Meta-Fehler bei KI-Support: Angreifer kapern Instagram-Konten über automatisierte Kontowiederherstellung

Mehrere Quellen zeichnen ein konsistentes Bild: Angreifer nutzten Ende Mai und Anfang Juni 2026 eine Schwachstelle in Metas KI-gestütztem Account-Recovery- und Support-System für Instagram aus. Im Zentrum stand das interne bzw. erweiterte Support-Werkzeug „High Touch Support“ (HTS), das laut Meta als AI-assisted account recovery system fungierte. Statt eine klassische Sicherheitslücke in der Instagram-App selbst auszunutzen, zweckentfremdeten die Täter also den automatisierten Account-Wiederherstellungsprozess des KI-Chatbots.

Laut TechCrunch und 404 Media ließen sich die Angriffe offenbar dadurch durchführen, dass Metas AI-Support-Chatbot dazu gebracht wurde, eine neue E-Mail-Adresse zu einem Zielkonto hinzuzufügen beziehungsweise den Reset-Prozess anzustoßen.
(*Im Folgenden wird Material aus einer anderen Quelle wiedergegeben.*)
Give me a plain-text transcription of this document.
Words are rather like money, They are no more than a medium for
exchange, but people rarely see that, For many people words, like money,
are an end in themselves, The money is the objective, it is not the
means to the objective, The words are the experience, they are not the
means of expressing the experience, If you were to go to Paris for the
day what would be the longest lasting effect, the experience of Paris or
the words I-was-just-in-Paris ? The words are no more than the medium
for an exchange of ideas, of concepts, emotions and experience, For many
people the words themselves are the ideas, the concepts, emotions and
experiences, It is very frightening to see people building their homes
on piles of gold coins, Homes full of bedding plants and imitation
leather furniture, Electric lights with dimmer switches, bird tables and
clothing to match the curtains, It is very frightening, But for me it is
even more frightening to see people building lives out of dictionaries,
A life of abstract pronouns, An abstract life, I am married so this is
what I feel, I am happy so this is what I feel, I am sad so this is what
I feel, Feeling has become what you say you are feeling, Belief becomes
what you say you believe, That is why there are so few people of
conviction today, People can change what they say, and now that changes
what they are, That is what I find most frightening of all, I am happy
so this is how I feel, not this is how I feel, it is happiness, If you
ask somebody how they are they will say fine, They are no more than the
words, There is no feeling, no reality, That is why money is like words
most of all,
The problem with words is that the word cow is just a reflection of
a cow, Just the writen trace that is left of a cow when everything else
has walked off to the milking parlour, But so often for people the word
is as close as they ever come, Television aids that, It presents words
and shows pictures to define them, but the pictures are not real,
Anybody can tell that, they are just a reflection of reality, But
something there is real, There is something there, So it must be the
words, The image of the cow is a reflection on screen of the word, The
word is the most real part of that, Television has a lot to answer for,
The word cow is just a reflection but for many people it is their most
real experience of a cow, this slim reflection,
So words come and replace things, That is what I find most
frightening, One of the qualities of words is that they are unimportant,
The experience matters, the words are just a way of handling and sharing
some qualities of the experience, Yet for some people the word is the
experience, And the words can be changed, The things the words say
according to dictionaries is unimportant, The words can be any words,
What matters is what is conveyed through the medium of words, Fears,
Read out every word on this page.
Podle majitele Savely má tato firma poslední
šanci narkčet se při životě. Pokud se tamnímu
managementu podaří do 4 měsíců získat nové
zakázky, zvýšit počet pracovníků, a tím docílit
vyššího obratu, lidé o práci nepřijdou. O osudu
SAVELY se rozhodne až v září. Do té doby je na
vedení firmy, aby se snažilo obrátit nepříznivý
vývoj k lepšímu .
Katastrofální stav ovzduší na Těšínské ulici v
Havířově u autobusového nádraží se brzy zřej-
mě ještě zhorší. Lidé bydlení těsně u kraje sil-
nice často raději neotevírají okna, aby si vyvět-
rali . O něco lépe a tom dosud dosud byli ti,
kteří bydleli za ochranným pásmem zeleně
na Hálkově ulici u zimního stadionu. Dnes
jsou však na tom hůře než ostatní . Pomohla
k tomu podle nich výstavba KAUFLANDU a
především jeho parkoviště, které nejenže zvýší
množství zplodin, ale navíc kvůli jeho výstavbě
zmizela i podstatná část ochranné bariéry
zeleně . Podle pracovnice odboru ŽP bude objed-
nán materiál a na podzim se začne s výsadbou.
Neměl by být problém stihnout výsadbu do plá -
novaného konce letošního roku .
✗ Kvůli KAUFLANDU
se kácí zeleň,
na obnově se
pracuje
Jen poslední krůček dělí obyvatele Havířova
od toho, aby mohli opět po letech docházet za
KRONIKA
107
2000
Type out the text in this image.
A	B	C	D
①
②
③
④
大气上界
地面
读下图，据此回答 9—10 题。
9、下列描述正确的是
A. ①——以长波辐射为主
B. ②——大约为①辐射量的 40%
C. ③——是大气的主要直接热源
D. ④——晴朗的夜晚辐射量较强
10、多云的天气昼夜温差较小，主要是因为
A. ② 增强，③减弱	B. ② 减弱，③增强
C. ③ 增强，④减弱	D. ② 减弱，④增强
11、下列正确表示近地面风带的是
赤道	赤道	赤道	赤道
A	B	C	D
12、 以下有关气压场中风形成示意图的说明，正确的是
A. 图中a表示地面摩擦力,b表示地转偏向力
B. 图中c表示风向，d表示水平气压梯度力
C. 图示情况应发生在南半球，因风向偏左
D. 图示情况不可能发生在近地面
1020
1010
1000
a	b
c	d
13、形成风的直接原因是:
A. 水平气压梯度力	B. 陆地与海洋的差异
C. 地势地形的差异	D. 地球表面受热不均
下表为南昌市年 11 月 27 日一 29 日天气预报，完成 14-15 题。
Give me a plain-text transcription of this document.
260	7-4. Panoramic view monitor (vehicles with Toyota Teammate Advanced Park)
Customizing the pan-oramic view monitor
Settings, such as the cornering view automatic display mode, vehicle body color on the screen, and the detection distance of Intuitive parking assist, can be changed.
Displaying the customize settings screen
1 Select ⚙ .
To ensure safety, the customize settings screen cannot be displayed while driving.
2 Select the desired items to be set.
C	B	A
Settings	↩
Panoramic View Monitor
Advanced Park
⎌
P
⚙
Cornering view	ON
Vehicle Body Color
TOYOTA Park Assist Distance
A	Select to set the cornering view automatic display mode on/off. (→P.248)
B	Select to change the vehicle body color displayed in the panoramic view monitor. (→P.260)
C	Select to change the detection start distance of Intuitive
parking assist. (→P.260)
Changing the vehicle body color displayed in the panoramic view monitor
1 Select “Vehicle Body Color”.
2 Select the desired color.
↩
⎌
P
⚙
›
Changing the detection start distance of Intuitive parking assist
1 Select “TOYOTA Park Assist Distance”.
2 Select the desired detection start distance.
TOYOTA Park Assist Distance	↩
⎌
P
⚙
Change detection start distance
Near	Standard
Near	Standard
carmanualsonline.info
BleepingComputer berichtet ergänzend, dass HTS dabei unzureichend prüfte, ob die angegebene E-Mail-Adresse tatsächlich mit dem betroffenen Instagram-Konto verknüpft war. Das Problem lag also nicht nur in fehlender Verifikation, sondern in der Automatisierung einer hochsensiblen Entscheidung, die traditionell stärker abgesichert oder menschlich geprüft würde.

Der Vorfall fällt deshalb aus der Reihe, weil er weniger ein klassischer „Exploit“ als ein Beispiel für prozessuale Sicherheitsrisiken durch KI-gestützte Support-Automation ist. Wenn ein KI-System nicht nur informiert, sondern aktiv sicherheitsrelevante Kontofunktionen wie E-Mail-Änderungen oder Passwort-Resets anstoßen kann, wird der Support-Workflow selbst zur Angriffsfläche. Genau darin liegt die eigentliche sicherheitstechnische Relevanz des Falls: Nicht die KI „hackt“ das Konto, sondern sie wird zum fehlbaren Gatekeeper in einem Identity-Recovery-Prozess. Diese letzte Einordnung ist eine Schlussfolgerung aus den berichteten Abläufen. Ein schönes Bespiel für „Excessive Agency“ aus den „OWASP Top 10 LLM“.

Die Auswirkungen waren erheblich. Laut Meta wurden mehr als 20.000 Instagram-Konten kompromittiert; erste Berichte betrafen auch prominente oder begehrte Handles. BleepingComputer beschreibt zudem, dass betroffene Nutzer teils in automatisierten Recovery-Schleifen festhingen, weil auch die Wiedererlangung des Kontos stark auf automatisierte- und KI-gestützte Prozesse setzte. Meta erklärte, das Problem sei inzwischen behoben und betroffene Konten würden abgesichert.

Der Meta/Instagram-Fall ist vor allem deshalb bemerkenswert, weil er zeigt, dass KI-unterstützte Support- und Recovery-Systeme selbst zu einem sicherheitskritischen Vertrauensanker werden können. Für IT- und Security-Teams ist das ein Warnsignal: Sobald automatisierte Assistenten in Identitäts- oder Recovery-Prozesse eingebunden werden, müssen deren Prüfmechanismen genauso streng modelliert, getestet und abgesichert werden wie klassische Authentifizierungs- und Helpdesk-Prozesse.